Così ci fa piacere che abbiate considerato il tema della cooperazione missionaria, che oggi ha bisogno e di stimolo e di coordinamento, perché tante ricche energie e idee non vadano disperse; né vogliamo lasciare senza una lode speciale l’attenzione che dedicate alle Pontificie Opere Missionarie - e per le quali si sta studiando un nuovo progetto di statuti - le quali sono come il polmone benefico che dà ossigeno a tutto il vasto organismo delle opere missionarie, che vivono nel mondo, in condizioni, spesso, di estremo bisogno.

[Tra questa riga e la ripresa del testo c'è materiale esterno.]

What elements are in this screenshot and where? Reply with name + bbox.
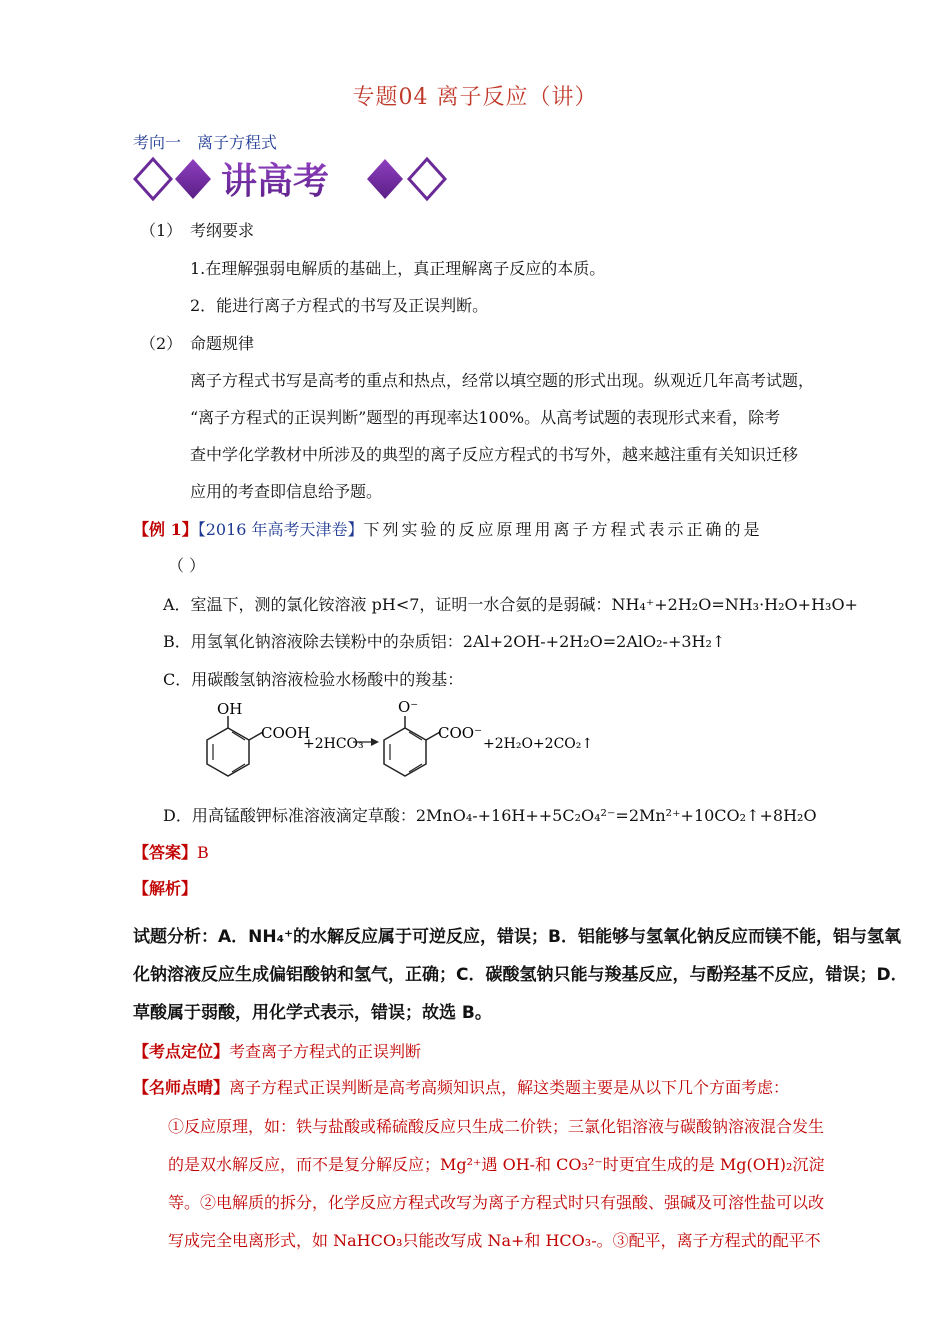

Dio vi ricompensi, Fratelli carissimi, per tutto quanto fate nel suo Nome: del resto, è Lui stesso che ha promesso, per mezzo del Figlio suo, la mercede dell’apostolo a chi si prodiga per sostenere l’apostolo e il profeta (Cfr. Matth. 10, 41-42; Marc. 9, 41). Siate perciò fiamme che ardono, fiaccole che brillano affinché nelle vostre nazioni sia sempre di più ascoltato e seguito l’impulso dello Spirito Santo, che infonde «nel cuore dei fedeli quello spirito missionario, da cui era stato spinto Gesù stesso» (Ad Gentes, 4), e così l’ideale missionario dia risultati sempre maggiori, in vocazioni, in personale, in generosità per le iniziative di evangelizzazione e per le opere sociali e di beneficenza. E specialmente la «scientia Crucis», negli scacchi apparenti, negli ostacoli, nelle difficoltà, come nella preziosa collaborazione dei malati e dei sofferenti, opportunamente sensibilizzati, vi sia sempre maestra di vita e speranza di Redenzione!

Sia pegno di questi voti la nostra Benedizione Apostolica, che di gran cuore impartiamo a voi e a tutte le dilette Nazioni che oggi rappresentate davanti ai nostri occhi, qui al centro della Chiesa.